Pom’s trademark infringement claim: The court, unfortunately, found that “Pom” was suggestive because it “requires consumers to exercise some imagination to ascertain the nature of Pom Wonderful’s products.”  At this point, I guess I have to say this is not the test outside the 9th Circuit.  Everywhere else does it right: you don’t ascertain conceptual distinctiveness without considering the goods or services.  Is “pomegranate” inherently distinctive?  Well, that depends on what it’s for!  I might have to use imagination to guess that it was for computers, but not for beverages.

This error has limited consequence here because (a) the court considered suggestive marks “presumptively weak” and (b) Pom showed marketplace strength through ad expenditures and other evidence.

Similarities in the marks “abound[ed].”  The letters were the same; both had style variations on the “o,” a heart and a diacritical; they both used uniform casing (all caps and all lower case); they were both in white print on a dark maroon background.  Sound and meaning were also similar/semantically identical.  There were differences in sizes, fonts, and capitalization, as well as the emphasis given to the marks; the Pur product used a smaller “Pǒm” mark near the bottom of the can.  But overall the similarities made this factor weigh in Pom’s favor.

The goods were closely related, the marketing channels overlap (both were even at Albertson’s stores at one point), the degree of consumer care was low, and the remaining factors weren’t important under the circumstances—intent is minimally important, and no evidence of actual confusion is required. Five of the Sleekcraft factors “overwhelmingly” weighed in favor of Pom, and the only one that weighed in favor of Hubbard was intent.
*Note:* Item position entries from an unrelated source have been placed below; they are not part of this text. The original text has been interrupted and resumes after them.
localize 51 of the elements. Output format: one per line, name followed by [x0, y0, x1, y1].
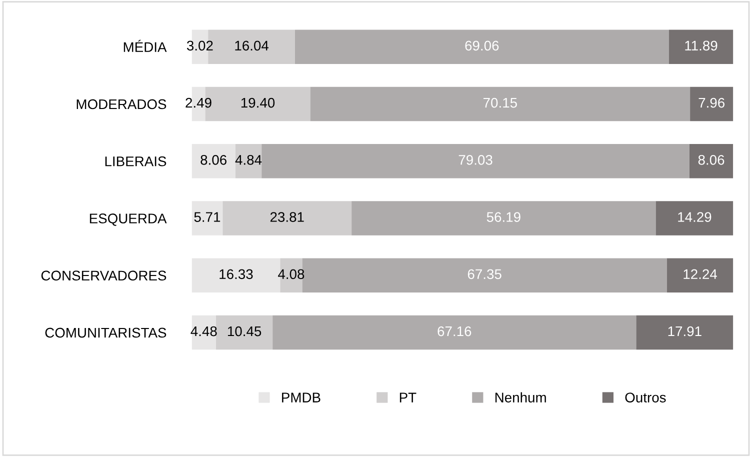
y-tick-label: CONSERVADORES: [41, 270, 166, 281]
data-label: 79.03: [458, 154, 492, 165]
data-label: 4.84: [235, 154, 262, 165]
bar: [222, 201, 352, 236]
data-label: 19.40: [241, 98, 275, 108]
bar: [280, 258, 302, 292]
bar: [636, 315, 734, 350]
data-label: 11.89: [685, 40, 718, 51]
data-label: 12.24: [684, 269, 717, 279]
bar: [272, 315, 636, 350]
data-label: 8.06: [698, 154, 724, 165]
bar: [216, 315, 273, 350]
bar: [666, 258, 734, 292]
data-label: 67.16: [438, 326, 472, 336]
data-label: 70.15: [483, 98, 517, 108]
data-label: 4.08: [278, 269, 304, 280]
y-tick-label: MÉDIA: [124, 40, 167, 52]
legend-label: Nenhum: [495, 392, 546, 402]
bar: [310, 86, 690, 122]
data-label: 4.48: [190, 326, 217, 336]
y-tick-label: LIBERAIS: [105, 156, 166, 166]
data-label: 7.96: [698, 98, 725, 108]
data-label: 16.04: [235, 40, 268, 51]
bar: [690, 86, 734, 122]
bar: [262, 144, 690, 178]
bar: [294, 30, 669, 64]
data-label: 5.71: [194, 212, 220, 222]
data-label: 56.19: [486, 212, 520, 222]
data-label: 23.81: [270, 212, 304, 222]
bar: [689, 144, 734, 178]
legend-label: PMDB: [282, 392, 320, 402]
bar: [352, 201, 656, 236]
bar: [192, 144, 236, 178]
bar: [235, 144, 262, 178]
data-label: 14.29: [678, 212, 712, 222]
data-label: 67.35: [468, 269, 502, 280]
legend-label: Outros: [625, 392, 666, 402]
data-label: 69.06: [465, 40, 499, 51]
y-tick-label: MODERADOS: [76, 99, 166, 110]
data-label: 8.06: [200, 154, 226, 165]
y-tick-label: ESQUERDA: [90, 214, 167, 226]
data-label: 16.33: [220, 269, 253, 280]
y-tick-label: COMUNITARISTAS: [45, 328, 166, 338]
data-label: 2.49: [186, 98, 212, 108]
bar: [192, 201, 223, 236]
data-label: 10.45: [228, 326, 262, 336]
bar: [668, 30, 734, 64]
legend-label: PT: [400, 392, 416, 402]
data-label: 17.91: [668, 326, 702, 336]
bar: [656, 201, 734, 236]
data-label: 3.02: [186, 40, 213, 51]
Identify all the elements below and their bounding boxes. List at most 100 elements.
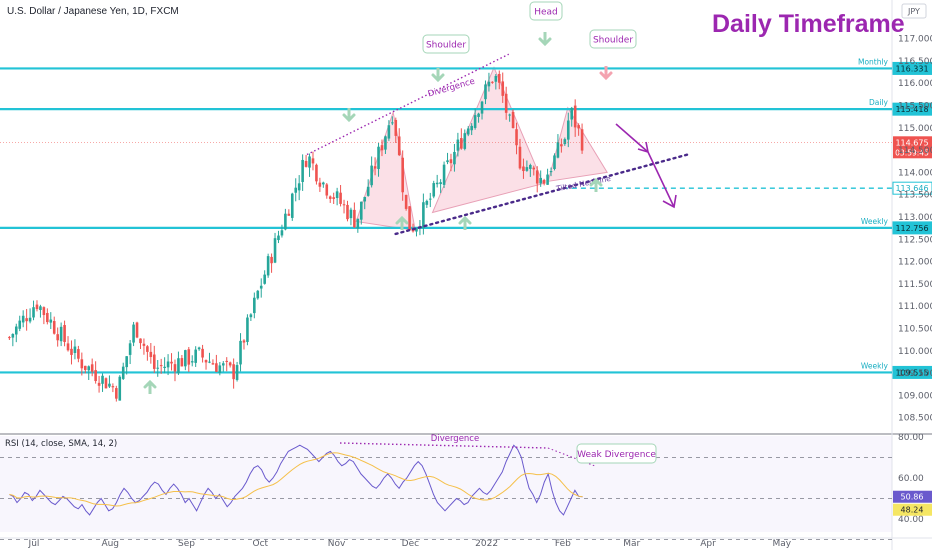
candle-body: [356, 218, 360, 229]
level-price-tag: [892, 221, 932, 235]
rsi-divergence-label: Divergence: [431, 434, 479, 444]
candle-body: [470, 125, 473, 131]
price-tick: 112.500: [898, 235, 932, 245]
candle-body: [435, 182, 439, 185]
candle-body: [449, 159, 453, 164]
candle-body: [194, 349, 197, 363]
weak-divergence-line: [547, 447, 596, 467]
level-price-tag: [892, 181, 932, 195]
candle-body: [128, 343, 132, 355]
candle-body: [549, 171, 553, 173]
arrowhead: [637, 141, 650, 154]
candle-body: [149, 351, 153, 358]
price-tick: 109.500: [898, 369, 932, 379]
candle-body: [25, 318, 28, 322]
time-tick: Sep: [178, 539, 195, 549]
time-tick: May: [773, 539, 792, 549]
rsi-pane: 80.00 60.00 40.00 Divergence Weak Divergence…: [0, 433, 932, 540]
candle-body: [442, 164, 446, 185]
candle-body: [190, 361, 194, 363]
pivot-up-arrow: [458, 215, 472, 230]
price-tick: 109.000: [898, 391, 932, 401]
candle-body: [14, 326, 18, 335]
candle-body: [215, 363, 218, 372]
rsi-label: RSI (14, close, SMA, 14, 2): [5, 439, 117, 449]
candle-body: [159, 365, 163, 367]
price-tick: 115.500: [898, 102, 932, 112]
rsi-ma-tag: [893, 503, 932, 516]
candle-body: [501, 81, 505, 96]
candle-body: [97, 382, 101, 386]
candle-body: [235, 365, 239, 380]
candle-body: [539, 177, 542, 184]
candle-body: [484, 84, 487, 100]
candle-body: [522, 166, 525, 172]
candle-body: [349, 209, 353, 219]
time-tick: Aug: [101, 539, 119, 549]
candle-body: [152, 354, 156, 369]
support-resistance-levels: Monthly 116.331 Daily 115.418 113.646 Weekly 1…: [0, 57, 932, 379]
current-price-label: 114.675: [895, 138, 928, 147]
time-tick: Dec: [402, 539, 419, 549]
candle-body: [180, 358, 184, 367]
candle-body: [504, 93, 508, 113]
candle-body: [332, 197, 335, 199]
candle-body: [66, 343, 70, 351]
rsi-tick: 60.00: [898, 474, 924, 484]
candle-body: [353, 209, 356, 228]
candle-body: [77, 349, 80, 359]
candle-body: [297, 183, 301, 191]
level-price-label: 113.646: [895, 184, 928, 193]
candle-body: [115, 388, 118, 399]
candle-body: [228, 362, 232, 366]
candle-body: [487, 81, 491, 87]
level-price-label: 109.515: [895, 368, 928, 377]
candle-body: [259, 285, 263, 289]
candle-body: [466, 128, 470, 135]
candle-body: [121, 366, 125, 379]
price-tick: 117.000: [898, 35, 932, 45]
candle-countdown: 03:59:45: [895, 148, 929, 157]
callout-box: [589, 29, 637, 49]
candle-body: [32, 307, 35, 318]
level-price-label: 116.331: [895, 64, 928, 73]
candle-body: [56, 334, 59, 341]
candle-body: [301, 159, 304, 182]
rsi-ma-line: [9, 452, 583, 507]
time-tick: Apr: [700, 539, 716, 549]
callout-box: [529, 1, 563, 21]
currency-label: JPY: [907, 7, 920, 16]
candle-body: [515, 129, 518, 146]
candle-body: [377, 146, 380, 169]
rsi-tick: 40.00: [898, 515, 924, 525]
time-axis: Jul Aug Sep Oct Nov Dec 2022 Feb Mar Apr May: [28, 539, 792, 549]
candle-body: [242, 340, 246, 343]
candle-body: [325, 184, 329, 196]
candle-body: [253, 297, 256, 314]
candle-body: [142, 343, 146, 346]
candle-body: [132, 324, 135, 343]
candle-body: [477, 113, 480, 117]
candle-body: [52, 321, 56, 334]
pivot-down-arrow: [431, 68, 445, 83]
candle-body: [18, 320, 22, 329]
candle-body: [311, 158, 315, 164]
candle-body: [8, 337, 11, 339]
candle-body: [108, 383, 111, 387]
candle-body: [525, 167, 529, 171]
currency-badge[interactable]: [901, 3, 927, 19]
candle-body: [273, 238, 277, 263]
candle-body: [28, 317, 32, 322]
candle-body: [560, 144, 563, 147]
candle-body: [139, 338, 142, 344]
candle-body: [411, 229, 415, 232]
candle-body: [480, 101, 484, 114]
candle-body: [446, 160, 449, 163]
candle-body: [263, 274, 266, 284]
price-tick: 111.500: [898, 280, 932, 290]
candle-body: [532, 167, 536, 170]
candle-body: [497, 73, 501, 83]
price-tick: 110.500: [898, 325, 932, 335]
candle-body: [346, 204, 349, 220]
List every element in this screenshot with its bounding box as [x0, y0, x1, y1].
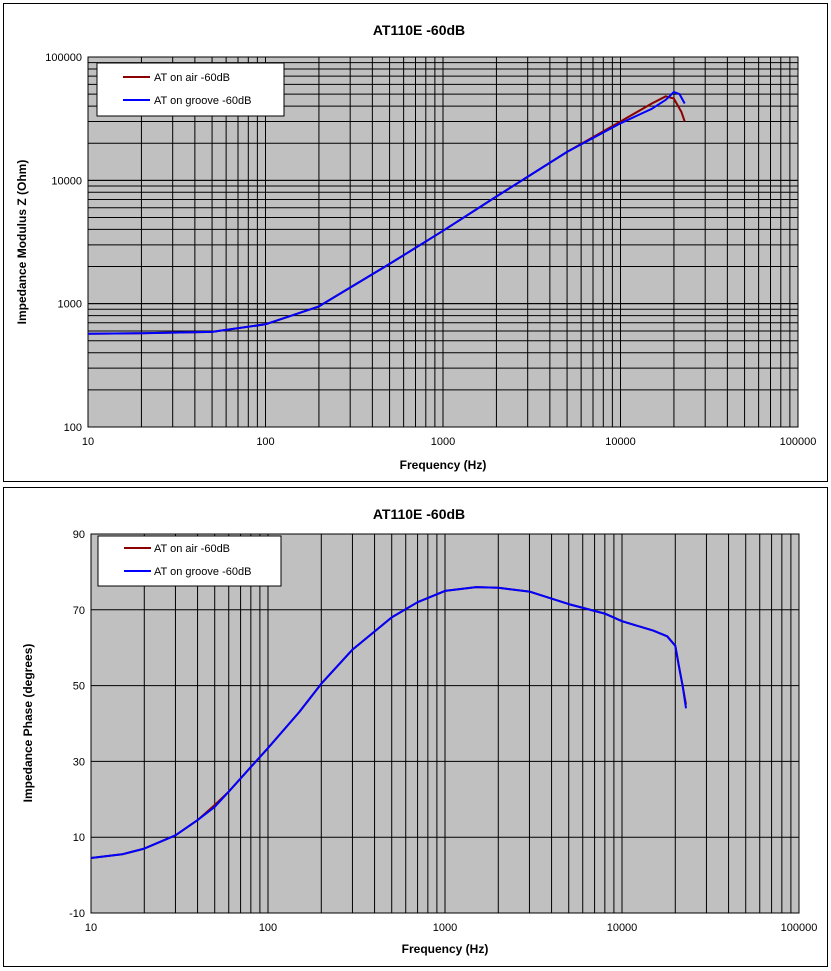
- legend-box: [96, 62, 285, 117]
- legend: AT on air -60dB AT on groove -60dB: [97, 535, 282, 587]
- y-axis-title: Impedance Modulus Z (Ohm): [15, 160, 29, 325]
- series-line-groove: [87, 91, 686, 335]
- x-tick-label: 1000: [433, 922, 457, 934]
- x-tick-label: 100000: [780, 436, 817, 448]
- series-lines: [87, 91, 686, 335]
- y-axis-title: Impedance Phase (degrees): [21, 644, 35, 803]
- legend-box: [97, 535, 282, 587]
- y-tick-label: 10000: [51, 175, 82, 187]
- y-tick-label: 10: [73, 832, 85, 844]
- y-tick-label: 90: [73, 529, 85, 541]
- y-tick-label: 100: [64, 422, 82, 434]
- x-tick-label: 1000: [431, 436, 455, 448]
- x-tick-label: 100000: [781, 922, 818, 934]
- impedance-modulus-chart: AT110E -60dB 10 100 1000 10000 1000001001000…: [15, 22, 816, 472]
- gridlines: [87, 56, 799, 428]
- legend-label-groove: AT on groove -60dB: [154, 566, 251, 578]
- chart-panel-impedance-modulus: AT110E -60dB 10 100 1000 10000 100000 100 1000…: [3, 3, 828, 482]
- x-tick-label: 100: [256, 436, 274, 448]
- legend: AT on air -60dB AT on groove -60dB: [96, 62, 285, 117]
- x-tick-label: 100: [259, 922, 277, 934]
- legend-label-air: AT on air -60dB: [154, 72, 230, 84]
- chart-title: AT110E -60dB: [373, 506, 465, 522]
- y-tick-label: 1000: [58, 299, 82, 311]
- y-tick-label: 30: [73, 756, 85, 768]
- x-tick-label: 10: [82, 436, 94, 448]
- series-lines: [90, 586, 687, 859]
- legend-label-air: AT on air -60dB: [154, 543, 230, 555]
- series-line-groove: [90, 586, 687, 859]
- legend-label-groove: AT on groove -60dB: [154, 95, 251, 107]
- y-tick-label: 100000: [45, 52, 82, 64]
- chart-panel-impedance-phase: AT110E -60dB 10 100 1000 10000 100000 -10 10 30…: [3, 487, 828, 967]
- x-axis-title: Frequency (Hz): [400, 458, 487, 472]
- x-tick-label: 10000: [605, 436, 636, 448]
- x-tick-label: 10: [85, 922, 97, 934]
- y-tick-label: -10: [69, 908, 85, 920]
- impedance-phase-chart: AT110E -60dB 10 100 1000 10000 100000-101030…: [21, 506, 817, 956]
- x-axis-title: Frequency (Hz): [402, 942, 489, 956]
- chart-title: AT110E -60dB: [373, 22, 465, 38]
- y-tick-label: 70: [73, 605, 85, 617]
- y-tick-label: 50: [73, 681, 85, 693]
- x-tick-label: 10000: [607, 922, 638, 934]
- gridlines: [90, 533, 800, 914]
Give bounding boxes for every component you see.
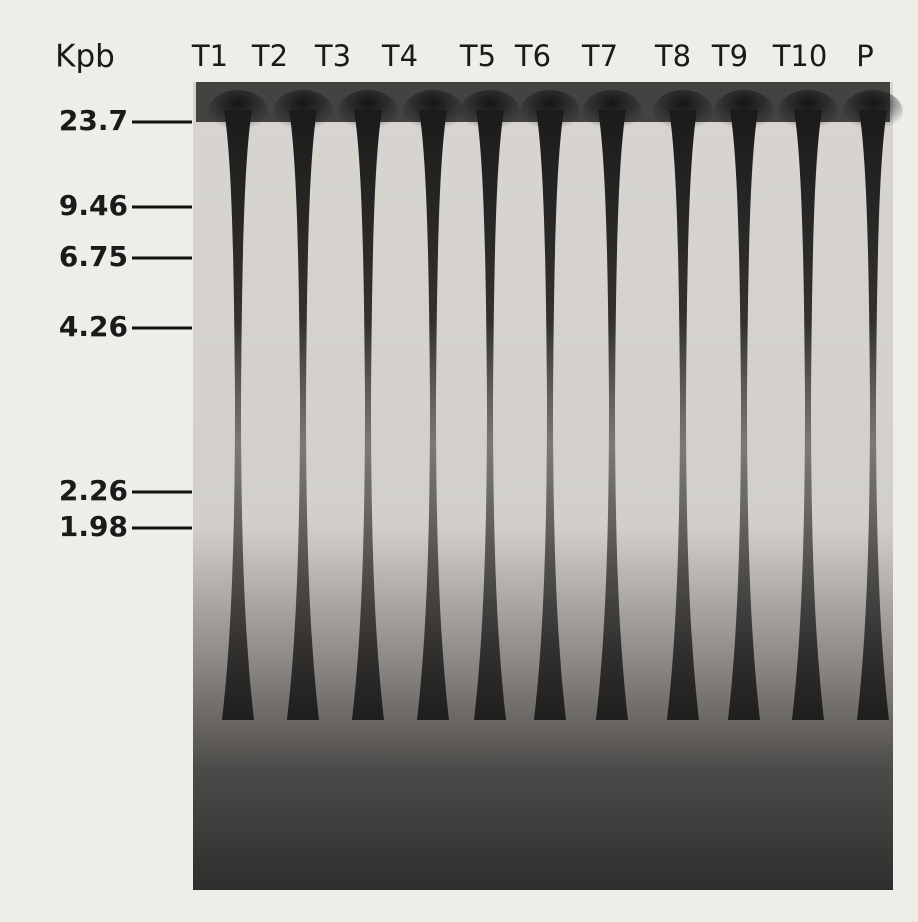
lane-label: T5 bbox=[459, 39, 496, 73]
marker-label: 4.26 bbox=[59, 310, 128, 343]
lane-streak bbox=[596, 110, 628, 720]
lane-streak bbox=[534, 110, 566, 720]
lane-label: T1 bbox=[191, 39, 228, 73]
unit-label: Kpb bbox=[55, 39, 115, 75]
marker-label: 6.75 bbox=[59, 240, 128, 273]
gel bbox=[193, 82, 893, 890]
lane-streak bbox=[728, 110, 760, 720]
lane-streak bbox=[792, 110, 824, 720]
marker-label: 2.26 bbox=[59, 474, 128, 507]
lane-label: T7 bbox=[581, 39, 618, 73]
lane-label: T2 bbox=[251, 39, 288, 73]
marker-label: 1.98 bbox=[59, 510, 128, 543]
lane-streak bbox=[222, 110, 254, 720]
lane-label: P bbox=[856, 39, 874, 73]
lane-streak bbox=[352, 110, 384, 720]
lane-streak bbox=[287, 110, 319, 720]
marker-label: 9.46 bbox=[59, 189, 128, 222]
lane-label: T3 bbox=[314, 39, 351, 73]
lane-streak bbox=[857, 110, 889, 720]
marker-label: 23.7 bbox=[59, 104, 128, 137]
lane-label: T8 bbox=[654, 39, 691, 73]
lane-label: T9 bbox=[711, 39, 748, 73]
lane-label: T10 bbox=[772, 39, 828, 73]
lane-streak bbox=[667, 110, 699, 720]
markers: 23.7 9.46 6.75 4.26 2.261.98 bbox=[59, 104, 192, 543]
lane-label: T4 bbox=[381, 39, 418, 73]
lane-label: T6 bbox=[514, 39, 551, 73]
lane-streak bbox=[474, 110, 506, 720]
lane-streak bbox=[417, 110, 449, 720]
lanes: T1 T2 T3 T4 T5 T6 T7 T8 T9 T10 P bbox=[191, 39, 903, 720]
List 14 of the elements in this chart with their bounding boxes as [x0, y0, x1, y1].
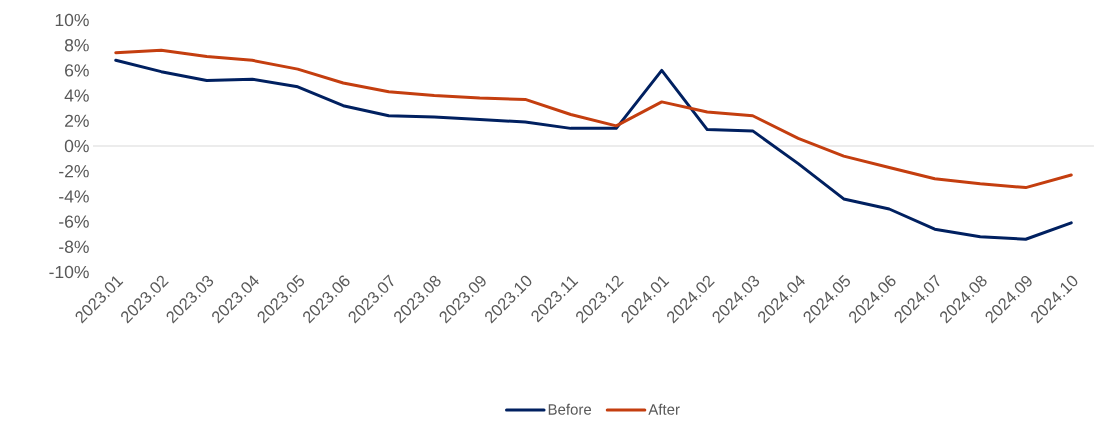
legend-label: After — [648, 403, 680, 415]
legend-label: Before — [548, 403, 592, 415]
line-series — [114, 48, 1073, 190]
y-tick-label: -8% — [59, 240, 89, 253]
y-tick-label: 6% — [65, 64, 89, 77]
y-tick-label: -2% — [59, 165, 89, 178]
y-tick-label: 2% — [65, 114, 89, 127]
y-tick-label: -6% — [59, 215, 89, 228]
y-tick-label: 0% — [64, 139, 89, 153]
y-tick-label: 4% — [64, 89, 89, 102]
y-tick-label: -4% — [59, 190, 89, 203]
y-tick-label: 10% — [55, 13, 89, 27]
line-series — [114, 58, 1073, 241]
y-tick-label: 8% — [64, 39, 89, 52]
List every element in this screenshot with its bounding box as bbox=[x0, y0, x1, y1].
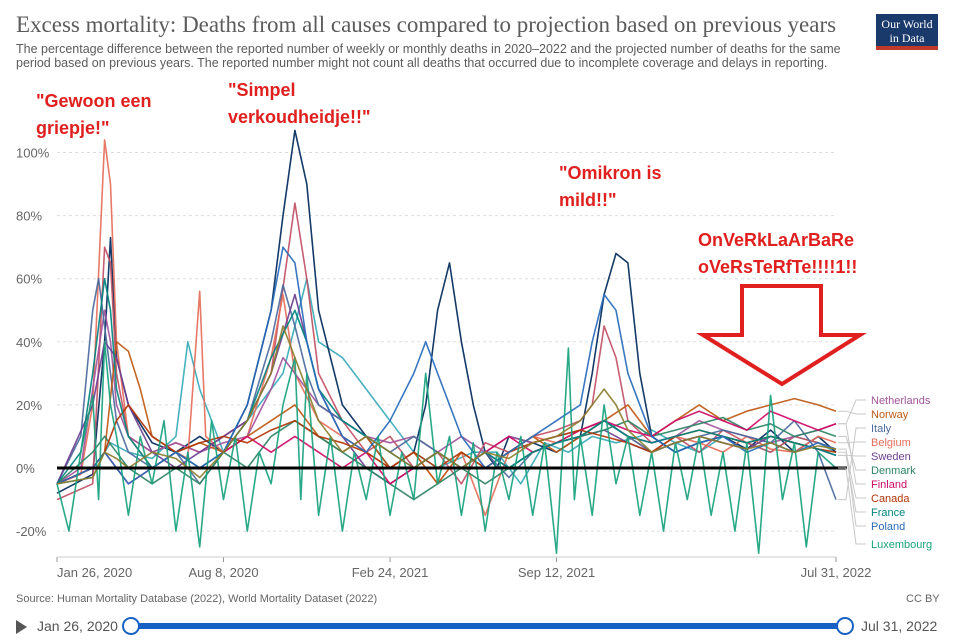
chart-subtitle: The percentage difference between the re… bbox=[16, 42, 841, 70]
timeline-start-handle[interactable] bbox=[122, 617, 140, 635]
logo-line-1: Our World bbox=[881, 17, 933, 31]
annotation-griepje: "Gewoon een griepje!" bbox=[36, 91, 152, 138]
source-note[interactable]: Source: Human Mortality Database (2022),… bbox=[16, 593, 378, 605]
series-line-luxembourg bbox=[56, 341, 837, 554]
legend-label-denmark[interactable]: Denmark bbox=[871, 465, 916, 477]
timeline-end-label: Jul 31, 2022 bbox=[861, 618, 938, 634]
legend-label-canada[interactable]: Canada bbox=[871, 493, 910, 505]
y-tick-label: 60% bbox=[16, 272, 42, 287]
y-tick-label: 100% bbox=[16, 146, 50, 161]
play-icon[interactable] bbox=[16, 620, 27, 634]
logo-line-2: in Data bbox=[889, 31, 925, 45]
y-tick-label: 80% bbox=[16, 209, 42, 224]
red-arrow-icon bbox=[695, 284, 867, 387]
legend-label-france[interactable]: France bbox=[871, 507, 905, 519]
timeline: Jan 26, 2020 Jul 31, 2022 bbox=[0, 612, 953, 641]
legend-connector bbox=[838, 399, 866, 425]
legend-connector bbox=[838, 467, 866, 545]
x-tick-label: Jan 26, 2020 bbox=[57, 565, 132, 580]
legend-label-netherlands[interactable]: Netherlands bbox=[871, 395, 931, 407]
legend-label-poland[interactable]: Poland bbox=[871, 521, 905, 533]
legend-label-belgium[interactable]: Belgium bbox=[871, 437, 911, 449]
series-line-netherlands bbox=[56, 309, 837, 485]
legend-connector bbox=[838, 427, 866, 501]
timeline-end-handle[interactable] bbox=[836, 617, 854, 635]
series-line-austria bbox=[56, 325, 837, 485]
legend-connector bbox=[838, 441, 866, 444]
legend-label-italy[interactable]: Italy bbox=[871, 423, 892, 435]
owid-logo[interactable]: Our World in Data bbox=[876, 14, 938, 50]
excess-mortality-chart: 100% 80% 60% 40% 20% 0% -20% Jan 26, 2020 Aug 8,… bbox=[16, 129, 932, 580]
chart-title: Excess mortality: Deaths from all causes… bbox=[16, 12, 837, 37]
y-tick-label: -20% bbox=[16, 524, 47, 539]
legend-label-sweden[interactable]: Sweden bbox=[871, 451, 911, 463]
legend-connector bbox=[838, 448, 866, 527]
series-line-poland bbox=[56, 246, 837, 485]
y-tick-label: 0% bbox=[16, 461, 35, 476]
x-tick-label: Aug 8, 2020 bbox=[188, 565, 258, 580]
timeline-start-label: Jan 26, 2020 bbox=[37, 618, 118, 634]
legend-label-norway[interactable]: Norway bbox=[871, 409, 909, 421]
x-tick-label: Feb 24, 2021 bbox=[352, 565, 429, 580]
legend-connector bbox=[838, 451, 866, 499]
legend-label-finland[interactable]: Finland bbox=[871, 479, 907, 491]
timeline-track[interactable] bbox=[130, 623, 846, 629]
legend-connector bbox=[838, 410, 866, 415]
legend-connector bbox=[838, 423, 866, 485]
x-tick-label: Sep 12, 2021 bbox=[518, 565, 595, 580]
annotation-verkoudheidje: "Simpel verkoudheidje!!" bbox=[228, 80, 371, 127]
x-tick-label: Jul 31, 2022 bbox=[801, 565, 872, 580]
annotation-omikron: "Omikron is mild!!" bbox=[559, 163, 662, 210]
annotation-overkl: OnVeRkLaArBaRe oVeRsTeRfTe!!!!1!! bbox=[698, 230, 858, 277]
license-label[interactable]: CC BY bbox=[906, 593, 940, 605]
legend-label-luxembourg[interactable]: Luxembourg bbox=[871, 539, 932, 551]
y-tick-label: 20% bbox=[16, 398, 42, 413]
y-tick-label: 40% bbox=[16, 335, 42, 350]
series-line-sweden bbox=[56, 293, 837, 485]
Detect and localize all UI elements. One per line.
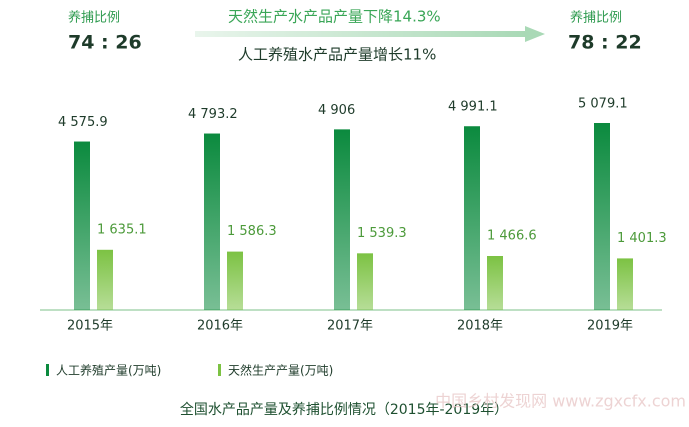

The court then rejected Hubbard’s descriptive fair use defense.  The court first ruled that “pom” didn’t have a descriptive meaning, which seems really inconsistent with its treatment of the Google search results above, not to mention the classification of “pom” as suggestive; the court thought that, because “pom” didn’t have a dictionary definition, it couldn’t be used descriptively, “as it carries no inherent meaning or significance beyond its function as a registered trademark.”

Even if it could be used descriptively, the court (either failing to notice KP Permanent or, perhaps more realistically, doing what courts in the 9th Circuit do when confronted with KP Permanent) held that, in the Ninth Circuit, descriptive fair use is unavailable when there’s a likelihood of confusion.